Bu döneme damgasını vuran diğer bir gelişme de ülkücülerin üniversitelere yönelik saldırıları. Türkiye'nin her yerinden ülkücülerin satırla, bıçakla öğrencilere saldırdığını yeniden duyar olduk. Ege Üniversitesi'nde, Kocaeli Üniversitesi'nde, İstanbul Üniversitesi'nde, Ankara'da, faşist güruhlar üniversite yönetimlerinin soruşturma açtıkları eylemlere saldırdı, öğrencileri yaraladı.

Öğrenciler kimlik göstermeden, hatta bazen aranmadan, içeri alınmazken eli bıçaklı, satırlı ülkücü katillerin üniversite içlerinde nasıl fütursuzca terör estirebildiklerini sorguladığımızda saldırıların kendiliğinden hareketler olmadığını, sistematik bir saldırı kampanyasının parçası olduğunu daha net görebiliriz.

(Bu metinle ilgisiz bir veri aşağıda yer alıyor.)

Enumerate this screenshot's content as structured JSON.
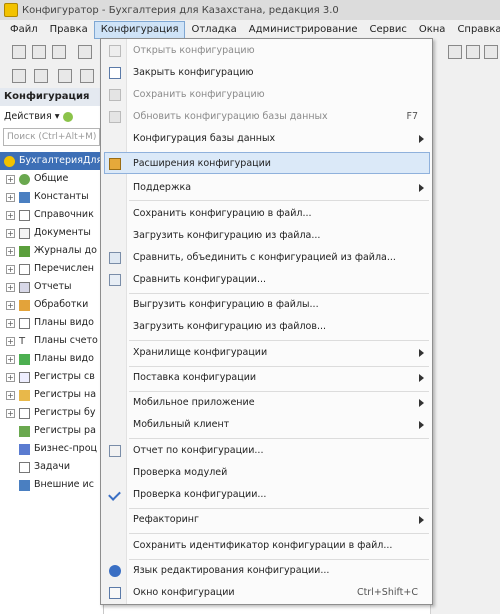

Üniversitelerde solun etkinliğini kırmak için üniversite yönetimleri, polis ve faşist odaklarla işbirliği içinde çalışmaktadır. Bu nedenle demokratik haklarını kullanan öğrenciler soruşturma yağmuruna tutulurken, üniversitelere silahlı saldırı düzenleyenler yakalanmamaktadır.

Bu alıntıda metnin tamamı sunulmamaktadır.